Corriere della Sera, 6 luglio 2018
In morte di Claude Lanzmann
Con Claude Lanzmann, morto ieri a Parigi a 92 anni, scompare uno dei grandi protagonisti della vita culturale francese, non solo cinematografica (cui diede il capolavoro Shoah) ma anche intellettuale, amico fraterno di Jean-Paul Sartre, compagno per sette anni di Simone de Beauvoir e con loro, dal 1952, nel comitato di redazione di Les Temps Modernes, diventandone direttore dall’86. Ebreo per nascita, gauchiste per scelta (firmò il «Manifesto dei 121» contro la politica coloniale francese), dopo aver insegnato nel primo dopoguerra in Germania e poi aver fatto il giornalista in Francia, si avvicinò al cinema negli anni Settanta scegliendo il documentario (e l’intervista) come genere privilegiato.

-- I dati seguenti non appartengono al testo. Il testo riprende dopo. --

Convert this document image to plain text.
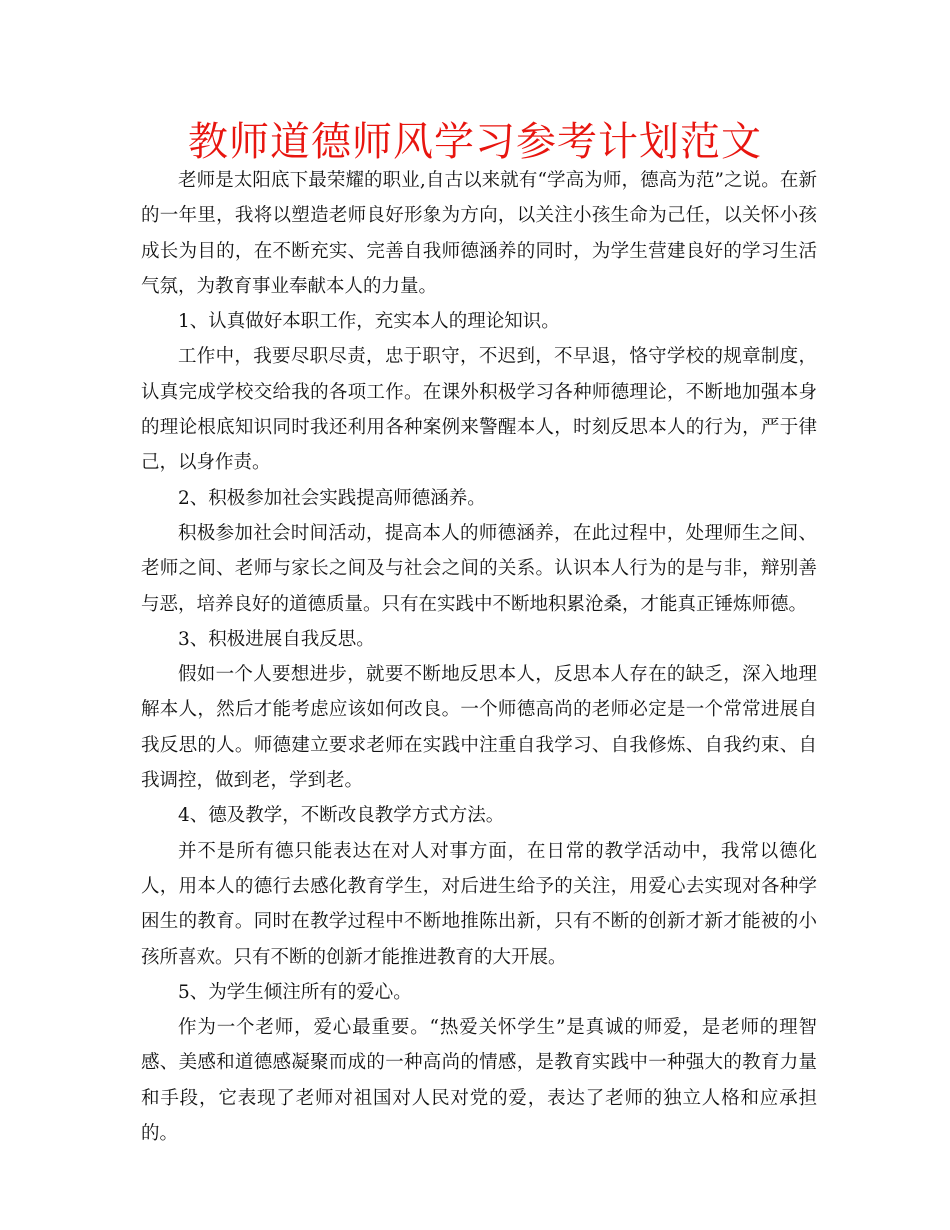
教师道德师风学习参考计划范文

老师是太阳底下最荣耀的职业,自古以来就有“学高为师，德高为范”之说。在新的一年里，我将以塑造老师良好形象为方向，以关注小孩生命为己任，以关怀小孩成长为目的，在不断充实、完善自我师德涵养的同时，为学生营建良好的学习生活气氛，为教育事业奉献本人的力量。

1、认真做好本职工作，充实本人的理论知识。

工作中，我要尽职尽责，忠于职守，不迟到，不早退，恪守学校的规章制度，认真完成学校交给我的各项工作。在课外积极学习各种师德理论，不断地加强本身的理论根底知识同时我还利用各种案例来警醒本人，时刻反思本人的行为，严于律己，以身作责。

2、积极参加社会实践提高师德涵养。

积极参加社会时间活动，提高本人的师德涵养，在此过程中，处理师生之间、老师之间、老师与家长之间及与社会之间的关系。认识本人行为的是与非，辩别善与恶，培养良好的道德质量。只有在实践中不断地积累沧桑，才能真正锤炼师德。

3、积极进展自我反思。

假如一个人要想进步，就要不断地反思本人，反思本人存在的缺乏，深入地理解本人，然后才能考虑应该如何改良。一个师德高尚的老师必定是一个常常进展自我反思的人。师德建立要求老师在实践中注重自我学习、自我修炼、自我约束、自我调控，做到老，学到老。

4、德及教学，不断改良教学方式方法。

并不是所有德只能表达在对人对事方面，在日常的教学活动中，我常以德化人，用本人的德行去感化教育学生，对后进生给予的关注，用爱心去实现对各种学困生的教育。同时在教学过程中不断地推陈出新，只有不断的创新才新才能被的小孩所喜欢。只有不断的创新才能推进教育的大开展。

5、为学生倾注所有的爱心。

作为一个老师，爱心最重要。“热爱关怀学生”是真诚的师爱，是老师的理智感、美感和道德感凝聚而成的一种高尚的情感，是教育实践中一种强大的教育力量和手段，它表现了老师对祖国对人民对党的爱，表达了老师的独立人格和应承担的。
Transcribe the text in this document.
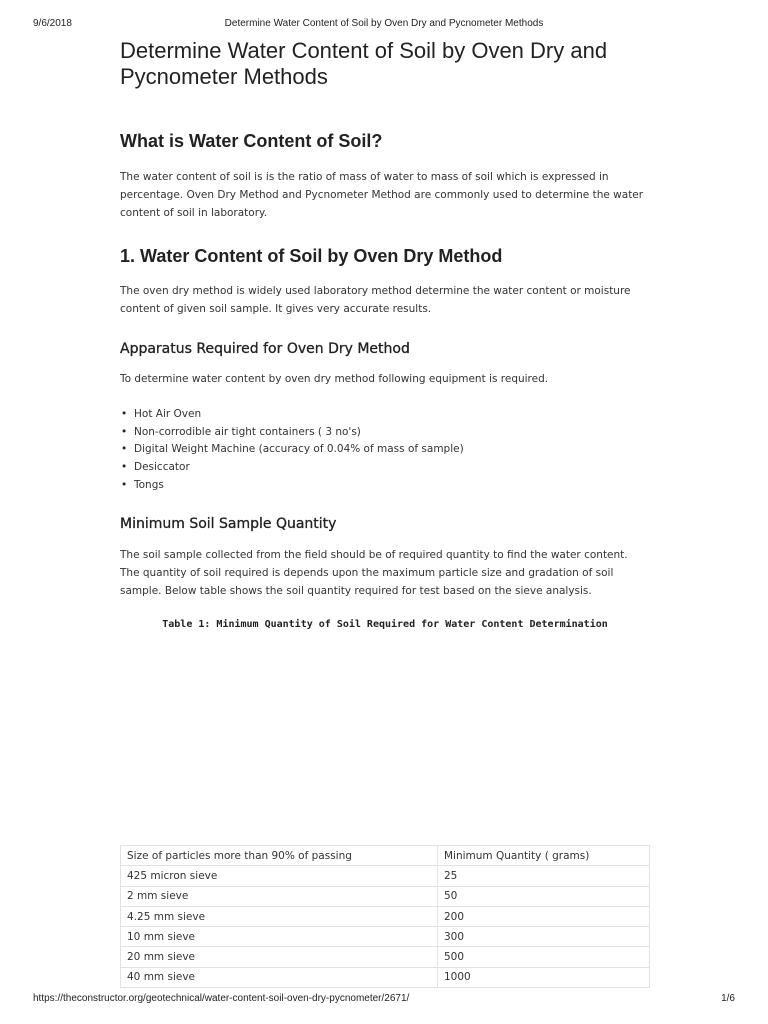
9/6/2018	Determine Water Content of Soil by Oven Dry and Pycnometer Methods
Determine Water Content of Soil by Oven Dry and Pycnometer Methods
What is Water Content of Soil?

The water content of soil is is the ratio of mass of water to mass of soil which is expressed in percentage. Oven Dry Method and Pycnometer Method are commonly used to determine the water content of soil in laboratory.

1. Water Content of Soil by Oven Dry Method

The oven dry method is widely used laboratory method determine the water content or moisture content of given soil sample. It gives very accurate results.

Apparatus Required for Oven Dry Method

To determine water content by oven dry method following equipment is required.

• Hot Air Oven
• Non-corrodible air tight containers ( 3 no's)
• Digital Weight Machine (accuracy of 0.04% of mass of sample)
• Desiccator
• Tongs
Minimum Soil Sample Quantity

The soil sample collected from the field should be of required quantity to find the water content. The quantity of soil required is depends upon the maximum particle size and gradation of soil sample. Below table shows the soil quantity required for test based on the sieve analysis.

Table 1: Minimum Quantity of Soil Required for Water Content Determination
Size of particles more than 90% of passing	Minimum Quantity ( grams)
425 micron sieve	25
2 mm sieve	50
4.25 mm sieve	200
10 mm sieve	300
20 mm sieve	500
40 mm sieve	1000
https://theconstructor.org/geotechnical/water-content-soil-oven-dry-pycnometer/2671/	1/6
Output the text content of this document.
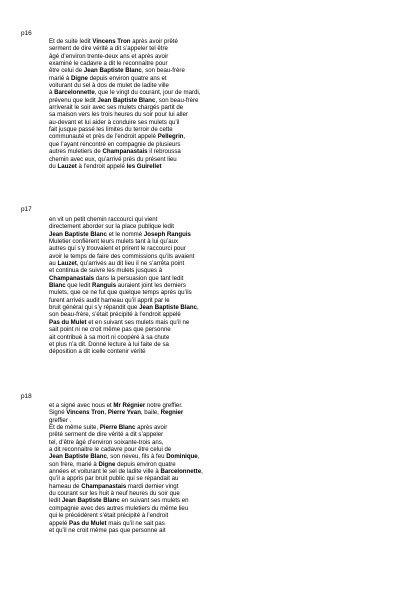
p16
Et de suite ledit Vincens Tron après avoir prêté
serment de dire vérité a dit s’appeler tel être
âgé d’environ trente-deux ans et après avoir
examiné le cadavre a dit le reconnaitre pour
être celui de Jean Baptiste Blanc, son beau-frère
marié à Digne depuis environ quatre ans et
voiturant du sel à dos de mulet de ladite ville
à Barcelonnette, que le vingt du courant, jour de mardi,
prévenu que ledit Jean Baptiste Blanc, son beau-frère
arriverait le soir avec ses mulets chargés partit de
sa maison vers les trois heures du soir pour lui aller
au-devant et lui aider à conduire ses mulets qu’il
fait jusque passé les limites du terroir de cette
communauté et près de l’endroit appelé Pellegrin,
que l’ayant rencontré en compagnie de plusieurs
autres muletiers de Champanastais il rebroussa
chemin avec eux, qu’arrivé près du présent lieu
du Lauzet à l’endroit appelé les Guirellet
p17
en vit un petit chemin raccourci qui vient
directement aborder sur la place publique ledit
Jean Baptiste Blanc et le nommé Joseph Ranguis
Muletier confièrent leurs mulets tant à lui qu’aux
autres qui s’y trouvaient et prirent le raccourci pour
avoir le temps de faire des commissions qu’ils avaient
au Lauzet, qu’arrivés au dit lieu il ne s’arrêta point
et continua de suivre les mulets jusques à
Champanastais dans la persuasion que tant ledit
Blanc que ledit Ranguis auraient joint les derniers
mulets, que ce ne fut que quelque temps après qu’ils
furent arrivés audit hameau qu’il apprit par le
bruit général qui s’y répandit que Jean Baptiste Blanc,
son beau-frère, s’était précipité à l’endroit appelé
Pas du Mulet et en suivant ses mulets mais qu’il ne
sait point ni ne croit même pas que personne
ait contribué à sa mort ni coopéré à sa chute
et plus n’a dit. Donné lecture à lui faite de sa
déposition a dit icelle contenir vérité
p18
et a signé avec nous et Mr Régnier notre greffier.
Signé Vincens Tron, Pierre Yvan, baile, Regnier
greffier .
Et de même suite, Pierre Blanc après avoir
prêté serment de dire vérité a dit s’appeler
tel, d’être âgé d’environ soixante-trois ans,
a dit reconnaitre le cadavre pour être celui de
Jean Baptiste Blanc, son neveu, fils à feu Dominique,
son frère, marié à Digne depuis environ quatre
années et voiturant le sel de ladite ville à Barcelonnette,
qu’il a appris par bruit public qui se répandait au
hameau de Champanastais mardi dernier vingt
du courant sur les huit à neuf heures du soir que
ledit Jean Baptiste Blanc en suivant ses mulets en
compagnie avec des autres muletiers du même lieu
qui le précédèrent s’était précipité à l’endroit
appelé Pas du Mulet mais qu’il ne sait pas
et qu’il ne croit même pas que personne ait
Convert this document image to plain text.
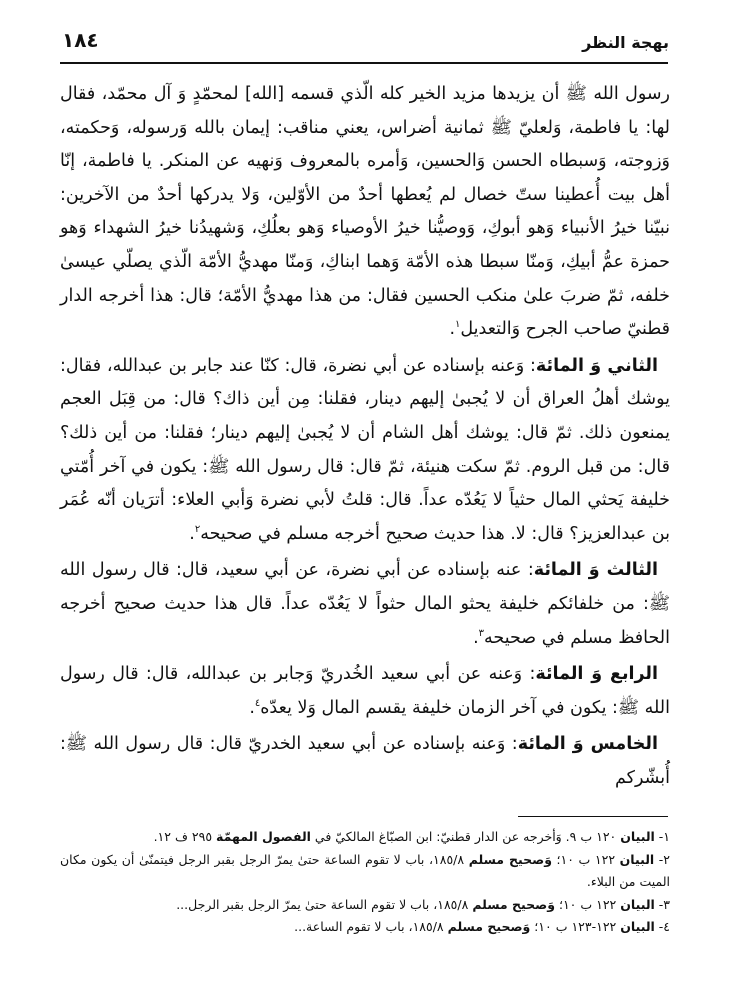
١٨٤	بهجة النظر

رسول الله ﷺ أن يزيدها مزيد الخير كله الّذي قسمه [الله] لمحمّدٍ وَ آل محمّد، فقال لها: يا فاطمة، وَلعليّ ﷺ ثمانية أضراس، يعني مناقب: إيمان بالله وَرسوله، وَحكمته، وَزوجته، وَسبطاه الحسن وَالحسين، وَأمره بالمعروف وَنهيه عن المنكر. يا فاطمة، إنّا أهل بيت أُعطينا ستّ خصال لم يُعطها أحدٌ من الأوّلين، وَلا يدركها أحدٌ من الآخرين: نبيّنا خيرُ الأنبياء وَهو أبوكِ، وَوصيُّنا خيرُ الأوصياء وَهو بعلُكِ، وَشهيدُنا خيرُ الشهداء وَهو حمزة عمُّ أبيكِ، وَمنّا سبطا هذه الأمّة وَهما ابناكِ، وَمنّا مهديُّ الأمّة الّذي يصلّي عيسىٰ خلفه، ثمّ ضربَ علىٰ منكب الحسين فقال: من هذا مهديُّ الأمّة؛ قال: هذا أخرجه الدار قطنيّ صاحب الجرح وَالتعديل$^١$.

الثاني وَ المائة: وَعنه بإسناده عن أبي نضرة، قال: كنّا عند جابر بن عبدالله، فقال: يوشك أهلُ العراق أن لا يُجبىٰ إليهم دينار، فقلنا: مِن أين ذاك؟ قال: من قِبَل العجم يمنعون ذلك. ثمّ قال: يوشك أهل الشام أن لا يُجبىٰ إليهم دينار؛ فقلنا: من أين ذلك؟ قال: من قبل الروم. ثمّ سكت هنيئة، ثمّ قال: قال رسول الله ﷺ: يكون في آخر أُمّتي خليفة يَحثي المال حثياً لا يَعُدّه عداً. قال: قلتُ لأبي نضرة وَأبي العلاء: أترَيان أنّه عُمَر بن عبدالعزيز؟ قال: لا. هذا حديث صحيح أخرجه مسلم في صحيحه$^٢$.

الثالث وَ المائة: عنه بإسناده عن أبي نضرة، عن أبي سعيد، قال: قال رسول الله ﷺ: من خلفائكم خليفة يحثو المال حثواً لا يَعُدّه عداً. قال هذا حديث صحيح أخرجه الحافظ مسلم في صحيحه$^٣$.

الرابع وَ المائة: وَعنه عن أبي سعيد الخُدريّ وَجابر بن عبدالله، قال: قال رسول الله ﷺ: يكون في آخر الزمان خليفة يقسم المال وَلا يعدّه$^٤$.

الخامس وَ المائة: وَعنه بإسناده عن أبي سعيد الخدريّ قال: قال رسول الله ﷺ: أُبشّركم

١- البيان ١٢٠ ب ٩. وَأخرجه عن الدار قطنيّ: ابن الصبّاغ المالكيّ في الفصول المهمّة ٢٩٥ ف ١٢.

٢- البيان ١٢٢ ب ١٠؛ وَصحيح مسلم ١٨٥/٨، باب لا تقوم الساعة حتىٰ يمرّ الرجل بقبر الرجل فيتمنّىٰ أن يكون مكان الميت من البلاء.

٣- البيان ١٢٢ ب ١٠؛ وَصحيح مسلم ١٨٥/٨، باب لا تقوم الساعة حتىٰ يمرّ الرجل بقبر الرجل...

٤- البيان ١٢٢-١٢٣ ب ١٠؛ وَصحيح مسلم ١٨٥/٨، باب لا تقوم الساعة...
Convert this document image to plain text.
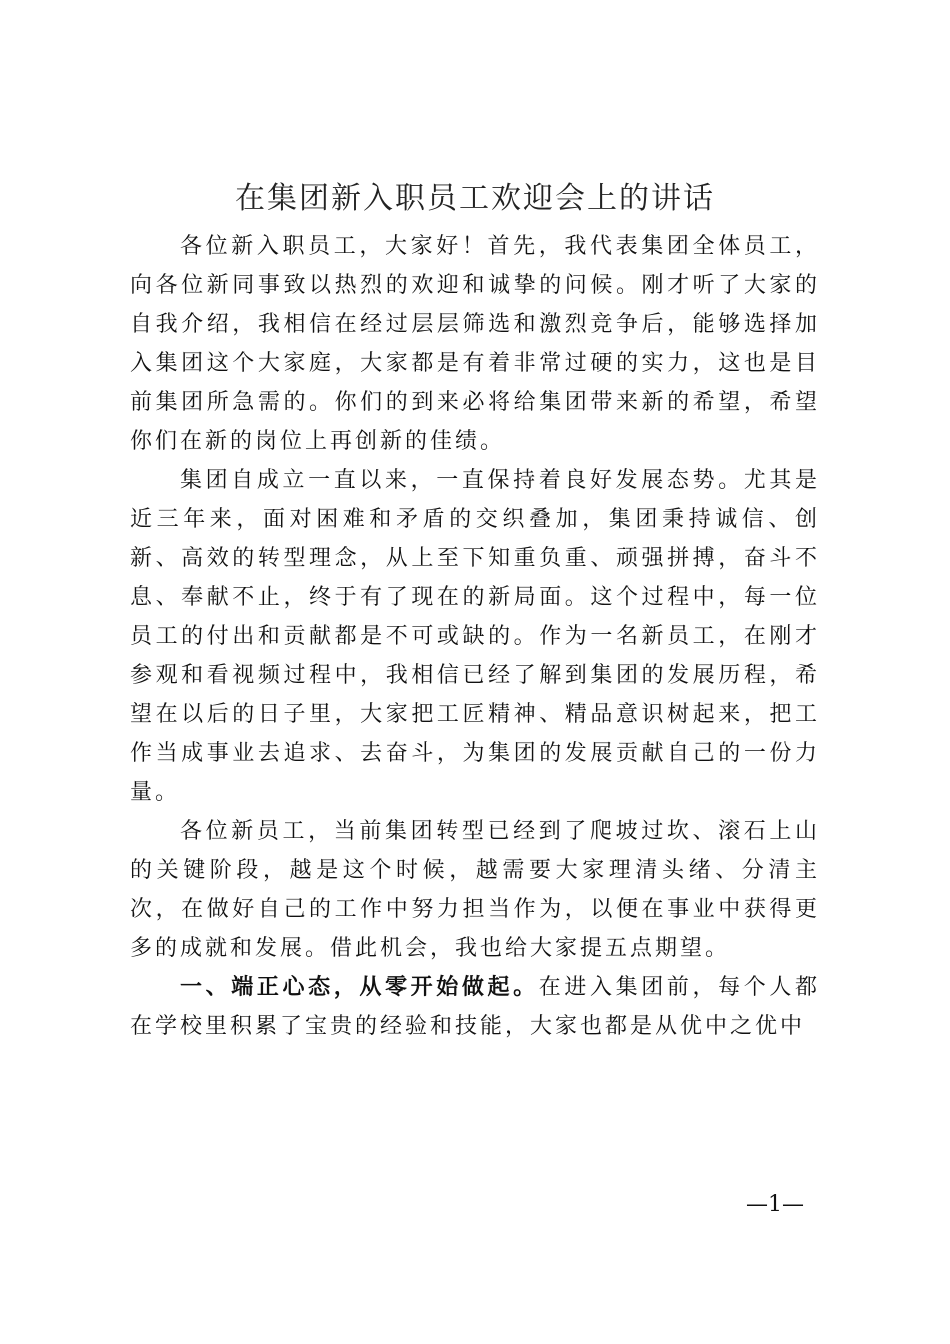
在集团新入职员工欢迎会上的讲话

各位新入职员工，大家好！首先，我代表集团全体员工，向各位新同事致以热烈的欢迎和诚挚的问候。刚才听了大家的自我介绍，我相信在经过层层筛选和激烈竞争后，能够选择加入集团这个大家庭，大家都是有着非常过硬的实力，这也是目前集团所急需的。你们的到来必将给集团带来新的希望，希望你们在新的岗位上再创新的佳绩。

集团自成立一直以来，一直保持着良好发展态势。尤其是近三年来，面对困难和矛盾的交织叠加，集团秉持诚信、创新、高效的转型理念，从上至下知重负重、顽强拼搏，奋斗不息、奉献不止，终于有了现在的新局面。这个过程中，每一位员工的付出和贡献都是不可或缺的。作为一名新员工，在刚才参观和看视频过程中，我相信已经了解到集团的发展历程，希望在以后的日子里，大家把工匠精神、精品意识树起来，把工作当成事业去追求、去奋斗，为集团的发展贡献自己的一份力量。

各位新员工，当前集团转型已经到了爬坡过坎、滚石上山的关键阶段，越是这个时候，越需要大家理清头绪、分清主次，在做好自己的工作中努力担当作为，以便在事业中获得更多的成就和发展。借此机会，我也给大家提五点期望。

一、端正心态，从零开始做起。在进入集团前，每个人都在学校里积累了宝贵的经验和技能，大家也都是从优中之优中

—1—
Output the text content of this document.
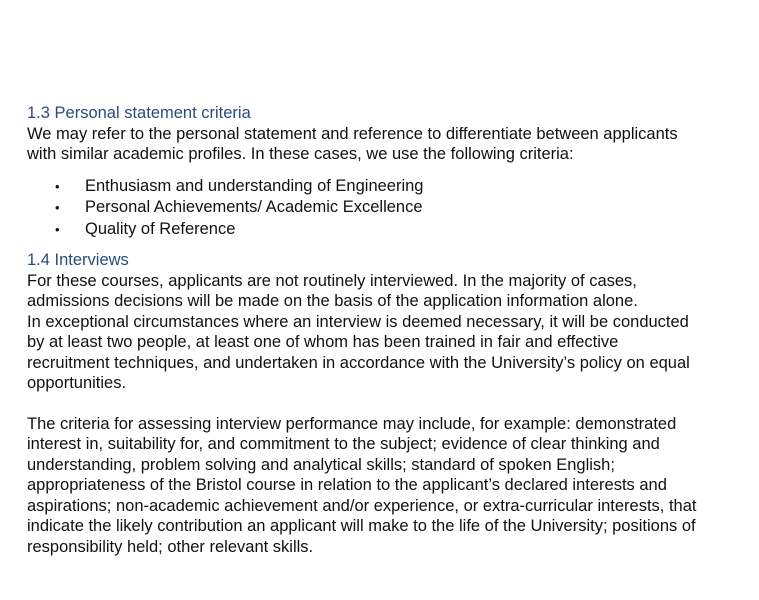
1.3 Personal statement criteria

We may refer to the personal statement and reference to differentiate between applicants
with similar academic profiles. In these cases, we use the following criteria:

•	Enthusiasm and understanding of Engineering
•	Personal Achievements/ Academic Excellence
•	Quality of Reference
1.4 Interviews

For these courses, applicants are not routinely interviewed. In the majority of cases,
admissions decisions will be made on the basis of the application information alone.
In exceptional circumstances where an interview is deemed necessary, it will be conducted
by at least two people, at least one of whom has been trained in fair and effective
recruitment techniques, and undertaken in accordance with the University’s policy on equal
opportunities.

The criteria for assessing interview performance may include, for example: demonstrated
interest in, suitability for, and commitment to the subject; evidence of clear thinking and
understanding, problem solving and analytical skills; standard of spoken English;
appropriateness of the Bristol course in relation to the applicant’s declared interests and
aspirations; non-academic achievement and/or experience, or extra-curricular interests, that
indicate the likely contribution an applicant will make to the life of the University; positions of
responsibility held; other relevant skills.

Dopo Pourquoi Israël (1972) per sette anni raccoglie le testimonianze di sopravvissuti ai lager e interviste ai tecnici tedeschi che resero possibile l’eccidio dal punto di vista pratico (come i macchinisti dei treni per Treblinka), senza una parola di commento o far ricorso a materiale documentario: il risultato sono le nove ore di Shoah (1985), un’opera monumentale che riesce a raccontare «l’indicibile e la radicalità della morte» evitando ogni retorica. Coi film successivi Lanzmann approfondisce il tema di Israele e dello sterminio degli ebrei (Tsahal, 1994, Sobibor – 14 ottobre 1943, ore 16.00, 2001), senza preoccuparsi se il suo lavoro può sollevare polemiche, come ha fatto con L’ultimo degli ingiusti (2013) sul rabbino Murmelstein, sopravvissuto al campo di Theresienstadt o con il recente film sulla Corea del Nord, Napalm (2017).